L'Européen, mieux armé, vise de préférence le petit espace vulnérable au creux du front. S'il fait mouche, la bête tombe, foudroyée.

J'ai connu un chasseur émérite, en Afrique centrale, près de Bandiagarra, qui, parti pour une chasse avec six Blancs, attendit dix jours le moment venu pour attaquer. Ses compagnons, las d'attendre, rejoignirent leurs pistes. Resté seul avec deux Noirs, le calme éclairé de mon ami fut récompensé ; à lui seul, en moins d'une heure, il abattit quatre mâles de grande taille. Authentique, mais rare ! Cet administrateur de province fut félicité par le gouverneur général Ponty pour son exploit cynégétique, mais aussi blâmé d'avoir abandonné son poste près de quinze jours pour satisfaire sa passion.

Défense, peau, chair, pieds, dents, tout est utilisé dans l'éléphant. Les pieds vidés, préparés, ornés d'une garniture d'argent ciselé sur les bords de la section, les ongles vernis comme des agates, sont vendus sous l'étiquette « cache-pots » de grand luxe. Si l'on peut donner à un de ces « cache-pots », comme complément, le squelette même de la tête d'éléphant mesurant plus d'un mètre de haut, on obtient un objet d'art complet et assez rare en dehors de Pnom-Penh ou autre capitale des pays kmehrs (Cambodge, Laos, Siam).

Quand d'aventure une femelle est tuée, et que son petit, de trois à cinq ans, a pu être capturé, ce dernier trouve aisément acquéreur parmi les Européens. Je n'ai jamais connu de compagnons plus doux, plus espiègles, intelligents, amusants et fidèles qu'un jeune éléphant et un ours à miel !

Avec du lait, des bananes ou autres fruits, du miel, on dresse ces animaux avec une rapidité étonnante.

Vous savez que l’éléphant blanc est sacré en Asie.
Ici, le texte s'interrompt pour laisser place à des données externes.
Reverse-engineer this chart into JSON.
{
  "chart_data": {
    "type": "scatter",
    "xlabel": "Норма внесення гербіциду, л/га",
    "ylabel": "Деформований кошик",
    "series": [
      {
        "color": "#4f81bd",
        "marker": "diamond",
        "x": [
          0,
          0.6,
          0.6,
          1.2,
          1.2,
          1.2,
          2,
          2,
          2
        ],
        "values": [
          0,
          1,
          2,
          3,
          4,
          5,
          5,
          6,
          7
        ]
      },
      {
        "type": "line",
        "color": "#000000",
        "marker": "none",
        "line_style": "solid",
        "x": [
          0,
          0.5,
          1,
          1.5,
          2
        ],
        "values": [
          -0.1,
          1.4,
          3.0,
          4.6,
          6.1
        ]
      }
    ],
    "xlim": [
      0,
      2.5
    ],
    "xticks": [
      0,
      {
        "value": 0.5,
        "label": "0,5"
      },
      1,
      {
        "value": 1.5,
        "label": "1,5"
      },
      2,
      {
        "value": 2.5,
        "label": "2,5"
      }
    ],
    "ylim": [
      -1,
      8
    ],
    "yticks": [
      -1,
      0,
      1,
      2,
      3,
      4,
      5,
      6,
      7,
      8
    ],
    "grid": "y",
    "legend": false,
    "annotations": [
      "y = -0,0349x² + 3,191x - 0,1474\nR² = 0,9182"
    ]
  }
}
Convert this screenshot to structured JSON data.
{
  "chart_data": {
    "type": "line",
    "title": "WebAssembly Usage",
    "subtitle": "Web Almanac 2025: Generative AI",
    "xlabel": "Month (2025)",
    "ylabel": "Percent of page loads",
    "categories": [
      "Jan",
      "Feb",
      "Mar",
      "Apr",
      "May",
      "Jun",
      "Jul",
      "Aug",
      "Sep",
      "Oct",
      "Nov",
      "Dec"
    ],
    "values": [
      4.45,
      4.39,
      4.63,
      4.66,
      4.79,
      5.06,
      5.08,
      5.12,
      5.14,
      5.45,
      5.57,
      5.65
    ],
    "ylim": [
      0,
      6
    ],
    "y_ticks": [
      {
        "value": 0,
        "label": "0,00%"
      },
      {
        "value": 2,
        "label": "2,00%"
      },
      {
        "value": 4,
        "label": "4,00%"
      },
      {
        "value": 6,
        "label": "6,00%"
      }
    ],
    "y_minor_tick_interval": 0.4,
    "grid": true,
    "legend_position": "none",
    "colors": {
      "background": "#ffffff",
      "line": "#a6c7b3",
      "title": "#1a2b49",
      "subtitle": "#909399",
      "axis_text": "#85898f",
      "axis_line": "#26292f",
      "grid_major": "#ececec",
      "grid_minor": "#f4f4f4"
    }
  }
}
On ne peut le tuer. Pourquoi le blanc ? Sans doute est-ce en raison de sa rareté. L'éléphant blanc n'est qu'un albinos de sa race. Il n'est vraiment pas beau ... Mais ce qui est curieux à voir, c'est l’éléphant blanc sacré, dans son luxueux box, installé au centre d'une riche pagode, en plein milieu de Pnom-Penh. Il est attaché par un pied à un piquet de bois sculpté, par une chaîne d'argent, et c'est sur des plateaux d'argent que ses gardiens lui apportent bananes et autres mets délicats. Ainsi entretenu, il est gras et dodu, mais s'il pouvait dire ce qu'il pense de cette cage dorée et de cette inaction, ainsi que de la bêtise humaine, vous assisteriez à un joli cours de philosophie animale !

L'éléphant soldat.

— J'aurais encore bien des choses à dire sur l'éléphant ... Je passe sur son utilisation fort connue dans les exploitations agricoles et forestières, où il pousse, porte, traîne, par tous les terrains : secs, humides, fangeux, broussailleux, et particulièrement dans ceux où la charrette ne saurait être utilisée.

Je préfère, avant de clore ce chapitre, évoquer les Indes anglaises, où l'éléphant a été employé avec une méthode et une science éprouvées par l'armée.
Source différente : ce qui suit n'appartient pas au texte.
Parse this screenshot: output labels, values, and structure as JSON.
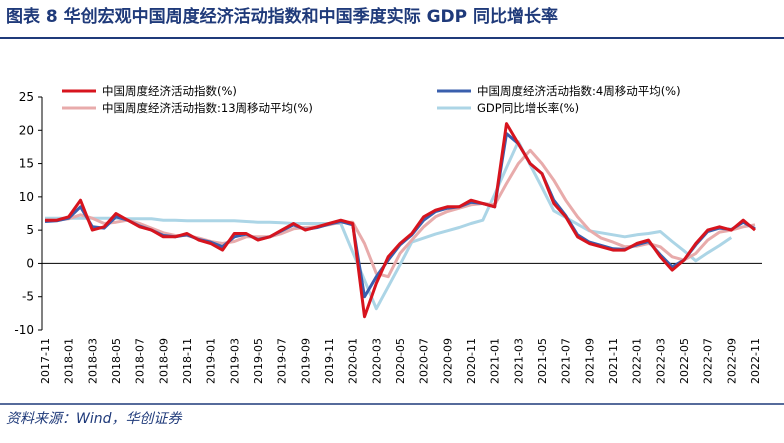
{
  "title": "图表 8    华创宏观中国周度经济活动指数和中国季度实际 GDP 同比增长率",
  "source": "资料来源：Wind，华创证券",
  "chart_data": {
    "type": "line",
    "categories": [
      "2017-11",
      null,
      "2018-01",
      null,
      "2018-03",
      null,
      "2018-05",
      null,
      "2018-07",
      null,
      "2018-09",
      null,
      "2018-11",
      null,
      "2019-01",
      null,
      "2019-03",
      null,
      "2019-05",
      null,
      "2019-07",
      null,
      "2019-09",
      null,
      "2019-11",
      null,
      "2020-01",
      null,
      "2020-03",
      null,
      "2020-05",
      null,
      "2020-07",
      null,
      "2020-09",
      null,
      "2020-11",
      null,
      "2021-01",
      null,
      "2021-03",
      null,
      "2021-05",
      null,
      "2021-07",
      null,
      "2021-09",
      null,
      "2021-11",
      null,
      "2022-01",
      null,
      "2022-03",
      null,
      "2022-05",
      null,
      "2022-07",
      null,
      "2022-09",
      null,
      "2022-11"
    ],
    "ylim": [
      -10,
      25
    ],
    "yticks": [
      -10,
      -5,
      0,
      5,
      10,
      15,
      20,
      25
    ],
    "series": [
      {
        "name": "中国周度经济活动指数(%)",
        "color": "#d7141e",
        "width": 3,
        "values": [
          6.5,
          6.5,
          7,
          9.5,
          5,
          5.5,
          7.5,
          6.5,
          5.5,
          5,
          4,
          4,
          4.5,
          3.5,
          3,
          2,
          4.5,
          4.5,
          3.5,
          4,
          5,
          6,
          5,
          5.5,
          6,
          6.5,
          6,
          -8,
          -3,
          1,
          3,
          4.5,
          7,
          8,
          8.5,
          8.5,
          9.5,
          9,
          8.5,
          21,
          18,
          15,
          13.5,
          9,
          7,
          4,
          3,
          2.5,
          2,
          2,
          3,
          3.5,
          1,
          -1,
          0.5,
          3,
          5,
          5.5,
          5,
          6.5,
          5
        ]
      },
      {
        "name": "中国周度经济活动指数:4周移动平均(%)",
        "color": "#3a5fad",
        "width": 3,
        "values": [
          6.3,
          6.4,
          6.8,
          8.5,
          5.5,
          5.3,
          7,
          6.5,
          5.6,
          5,
          4.2,
          4,
          4.3,
          3.6,
          3.2,
          2.5,
          4,
          4.4,
          3.6,
          4,
          4.9,
          5.8,
          5.1,
          5.4,
          5.9,
          6.3,
          5.8,
          -5,
          -2,
          0.5,
          2.8,
          4.3,
          6.5,
          7.8,
          8.3,
          8.5,
          9.2,
          9,
          8.5,
          19.5,
          18,
          15,
          13.5,
          9.5,
          7.2,
          4.3,
          3.2,
          2.7,
          2.2,
          2.1,
          2.8,
          3.3,
          1.3,
          -0.5,
          0.5,
          2.8,
          4.8,
          5.3,
          5.1,
          6.2,
          5.2
        ]
      },
      {
        "name": "中国周度经济活动指数:13周移动平均(%)",
        "color": "#e8abab",
        "width": 3,
        "values": [
          6.5,
          6.5,
          6.7,
          7.3,
          6.8,
          6,
          6.2,
          6.5,
          6,
          5.3,
          4.6,
          4.2,
          4.2,
          3.8,
          3.3,
          3,
          3.3,
          4,
          4,
          4,
          4.5,
          5.2,
          5.4,
          5.5,
          5.8,
          6.2,
          6.2,
          3,
          -1.5,
          -2,
          1.5,
          3.5,
          5.5,
          7,
          7.8,
          8.3,
          8.8,
          9,
          8.8,
          12,
          15,
          17,
          15,
          12.5,
          9.5,
          7,
          5,
          3.8,
          3.2,
          2.5,
          2.6,
          3,
          2.5,
          1,
          0.5,
          1.5,
          3.5,
          4.7,
          5,
          5.5,
          5.8
        ]
      },
      {
        "name": "GDP同比增长率(%)",
        "color": "#acd5e6",
        "width": 3,
        "values": [
          6.8,
          6.8,
          6.8,
          6.8,
          6.8,
          6.8,
          6.8,
          6.7,
          6.7,
          6.7,
          6.5,
          6.5,
          6.4,
          6.4,
          6.4,
          6.4,
          6.4,
          6.3,
          6.2,
          6.2,
          6.1,
          6.0,
          6.0,
          6.0,
          6.0,
          6.0,
          1.7,
          -2.5,
          -6.8,
          -3.5,
          -0.2,
          3.2,
          3.8,
          4.4,
          4.9,
          5.4,
          6.0,
          6.5,
          10.4,
          14.4,
          18.3,
          14.8,
          11.4,
          7.9,
          6.9,
          5.9,
          4.9,
          4.6,
          4.3,
          4.0,
          4.3,
          4.5,
          4.8,
          3.3,
          1.9,
          0.4,
          1.6,
          2.7,
          3.9,
          null,
          null
        ]
      }
    ]
  }
}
C'est assurément le corps militaire britannique, depuis longtemps spécialisé, qui a fait faire à l'utilisation pratique des éléphants les plus grands progrès.

À l'organisation et à la construction des casernes et des camps, à leur entretien, à leur garde, à l'entraînement méthodique aux longues marches, avec des fardeaux dont le maximum a été soigneusement déterminé, à la nourriture de ces animaux délicats, à leur utilisation au combat comme artilleurs (artillerie montée, comme chez nous l'artillerie alpine), à leur entraînement à demeurer calmes dans le bruit infernal des combats, des officiers spécialisés ont consacré au cours des années leur connaissance psychologique approfondie de l'éléphant et ont merveilleusement réussi. Leurs méthodes serviront toujours de modèle au monde entier, aux civils comme aux militaires.
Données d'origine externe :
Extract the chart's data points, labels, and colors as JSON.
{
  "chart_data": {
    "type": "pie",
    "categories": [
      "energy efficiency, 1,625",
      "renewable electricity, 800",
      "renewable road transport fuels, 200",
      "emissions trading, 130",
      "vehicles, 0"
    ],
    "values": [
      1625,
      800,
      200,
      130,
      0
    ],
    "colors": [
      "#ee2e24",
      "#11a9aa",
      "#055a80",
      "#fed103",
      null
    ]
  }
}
Et n'allez pas dire à un officier de l’Elephants Corps britannique que l'éléphant est dépourvu d'intelligence et n'a que de la mémoire et de l'instinct ! Il aura vite fait de vous prouver « de visu » que vous avez tort, alors qu'il serait difficile à un officier de cavalerie français de le justifier pour sa monture.

En effet, l'éléphant, comme tous les simples, a conscience du juste et de l'injuste.

Chaque matin, dans les casernes, à une heure fixe, on distribue aux éléphants militaires, alignés dans la cour, une douzaine de pains de munition que des camarades ravitailleurs apportent dans d'énormes chars. Essayez de ne mettre en tas que dix pains au lieu de douze devant un des éléphants, et vous verrez que ceux qui ont leur compte enlèvent placidement leur ration, tandis que celui qui a été délaissé attendra qu'elle soit complétée. Et si son cornac, qui a pu ne pas se rendre compte de ce « moins perçu », le moleste pour le faire partir, vous verrez la fureur de l'éléphant !

Il ne quittera la place qu'avec douze pains, malgré toutes les menaces. Sans nul doute, il a appris à compter !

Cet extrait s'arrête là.